Das Vertrauen in Geld

Wir haben zwei Formen des Vertrauens in Geld: objektives oder intrinsisches Vertrauen und subjektives oder extrinsisches Vertrauen. Ersteres ist die Form des Vertrauens, das man in Warengeld hat. Man vertraut darauf, dass die Natur der Mutter das Gold so knapp und teuer gemacht hat, dass es nur begrenzt verfügbar ist. Man vertraut objektiv auf seine Knappheit. Diese Form des Vertrauens ist in der Natur der Edelmetalle enthalten. Dann haben Sie die Form des Vertrauens in Fiat-Gelder, die subjektiv ist, ist extrinsisch, was bedeutet, dass Sie Gruppen von Einzelpersonen oder Gesellschaften vertrauen müssen – wie Regierungen oder Behörden wie Zentralbanker – um so zu agieren, dass das nicht gefährdet wird die Finanzen der Regierungen und ihr Fiat-Geld. Die Bank of England stellt zum Beispiel klar, dass das Vertrauen in das Pfund GBP durch (i) Maßnahmen zur Vermeidung von Fälschungen und (ii) eine niedrige monetäre Inflation vermittelt wird … Einfach gesagt, Sie vertrauen darauf, dass die Regierung die Druckerpressen nicht missbrauchen wird kurz – wird in der Lage sein, seine Schulden zu bezahlen und solvent zu bleiben. Wenn diese Art von „staatlich eingeflößtem Vertrauen“ nur das Fiat-Geld sichert, haben die Menschen dann mehr Gründe, ihren Regierungen (d. H. Fiat-Geld) oder einem mathematischen Algorithmus (d. H. Bitcoin) zu vertrauen? Die Frage ist keineswegs klein.
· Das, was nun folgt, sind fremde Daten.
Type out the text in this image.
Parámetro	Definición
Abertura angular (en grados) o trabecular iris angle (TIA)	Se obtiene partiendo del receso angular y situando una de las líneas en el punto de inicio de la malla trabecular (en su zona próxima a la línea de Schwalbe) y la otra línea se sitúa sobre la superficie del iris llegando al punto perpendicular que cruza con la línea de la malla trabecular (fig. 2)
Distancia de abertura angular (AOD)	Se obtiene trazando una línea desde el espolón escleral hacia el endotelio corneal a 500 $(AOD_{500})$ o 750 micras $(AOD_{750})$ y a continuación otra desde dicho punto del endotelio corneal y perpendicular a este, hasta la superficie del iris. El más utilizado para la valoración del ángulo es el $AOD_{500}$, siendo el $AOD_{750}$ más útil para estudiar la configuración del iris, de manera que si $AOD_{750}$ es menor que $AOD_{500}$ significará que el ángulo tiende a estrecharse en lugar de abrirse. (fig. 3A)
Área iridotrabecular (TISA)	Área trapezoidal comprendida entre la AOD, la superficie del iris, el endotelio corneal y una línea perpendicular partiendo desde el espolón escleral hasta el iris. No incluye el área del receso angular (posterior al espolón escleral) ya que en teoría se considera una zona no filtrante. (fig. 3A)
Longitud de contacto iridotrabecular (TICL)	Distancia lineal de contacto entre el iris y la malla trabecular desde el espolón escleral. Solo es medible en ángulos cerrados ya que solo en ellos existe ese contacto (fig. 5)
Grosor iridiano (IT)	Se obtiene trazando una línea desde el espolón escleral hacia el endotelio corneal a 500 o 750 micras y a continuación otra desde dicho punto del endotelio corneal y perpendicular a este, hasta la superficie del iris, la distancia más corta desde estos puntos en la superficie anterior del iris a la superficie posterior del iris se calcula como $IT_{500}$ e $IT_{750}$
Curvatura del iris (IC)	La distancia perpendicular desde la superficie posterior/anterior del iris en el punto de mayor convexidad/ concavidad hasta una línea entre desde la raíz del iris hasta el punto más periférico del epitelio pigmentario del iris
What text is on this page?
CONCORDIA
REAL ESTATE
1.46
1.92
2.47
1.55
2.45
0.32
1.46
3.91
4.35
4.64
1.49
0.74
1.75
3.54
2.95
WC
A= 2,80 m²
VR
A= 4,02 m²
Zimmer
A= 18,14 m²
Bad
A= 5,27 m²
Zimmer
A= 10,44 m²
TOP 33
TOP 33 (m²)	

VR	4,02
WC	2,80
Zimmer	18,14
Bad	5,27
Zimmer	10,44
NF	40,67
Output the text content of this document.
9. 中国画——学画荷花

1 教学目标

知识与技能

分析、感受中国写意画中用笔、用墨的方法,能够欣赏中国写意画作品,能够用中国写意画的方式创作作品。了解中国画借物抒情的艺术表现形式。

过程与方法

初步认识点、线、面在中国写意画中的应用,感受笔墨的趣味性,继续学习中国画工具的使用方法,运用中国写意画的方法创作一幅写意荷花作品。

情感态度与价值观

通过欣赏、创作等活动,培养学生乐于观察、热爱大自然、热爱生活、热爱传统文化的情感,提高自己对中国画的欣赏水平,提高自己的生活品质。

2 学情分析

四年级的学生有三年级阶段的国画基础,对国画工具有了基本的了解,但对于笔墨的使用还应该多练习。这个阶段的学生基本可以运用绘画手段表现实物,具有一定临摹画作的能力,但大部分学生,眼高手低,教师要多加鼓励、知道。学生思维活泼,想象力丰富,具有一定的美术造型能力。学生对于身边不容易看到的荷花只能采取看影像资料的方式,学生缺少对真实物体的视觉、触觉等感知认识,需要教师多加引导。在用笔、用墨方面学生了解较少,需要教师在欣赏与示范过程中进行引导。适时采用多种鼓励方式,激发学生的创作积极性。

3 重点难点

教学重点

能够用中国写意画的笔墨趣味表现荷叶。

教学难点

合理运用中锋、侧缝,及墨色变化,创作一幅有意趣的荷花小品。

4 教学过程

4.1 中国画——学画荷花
Man kann kaum widerlegen, dass eine objektiv-instinktive Vertrauensform einem subjektiv-extrinsischen Vertrauen weit überlegen ist. Letzteres kann nur anhand seiner historischen Aufzeichnungen bewertet werden. Leider ist die historische Bilanz der Fiat-Gelder ziemlich dürftig. Die Antwort ist wieder in Ciceros magistra vitae . Denn die Geschichte beweist letzten Endes, dass die Menschen, wenn sie Anreize haben – wie Regierungen, Politiker und die Finanzeliten, neues Geld schaffen -, sich immer entsprechend verhalten werden. Das Ergebnis ist, dass keine Fiat-Währung in der Geschichte jemals ihre unvermeidliche Verschlechterung überlebt hat. Es wird immer wieder einen Roosevelt geben, einen weiteren Nixon, mehr LTCMs, mehr Lehman, mehr Bailouts, mehr QE … Vergessen wir nicht, dass diese Form des „subjektiven“ Vertrauens leicht verloren gehen kann und als das in der Geschichte passiert ist, waren die Ergebnisse die Zusammenbrüche vergangener Imperien – oder in der Neuzeit – der Hyperinflationen der Weimarer Republik, Argentiniens, Simbabwes oder Venezuelas.

Das ist der fundamentale Grund, warum ein mathematischer Algorithmus – der keine Doppelung und doppelte Ausgabe sowie Sicherheit und Transparenz in einem verteilten Hauptbuch gewährleistet – objektiv objektiv vertrauenswürdig ist, während Staaten und ihre Fiat-Währungen dies nicht tun. Und das ist ein großes Argument für Bitcoin.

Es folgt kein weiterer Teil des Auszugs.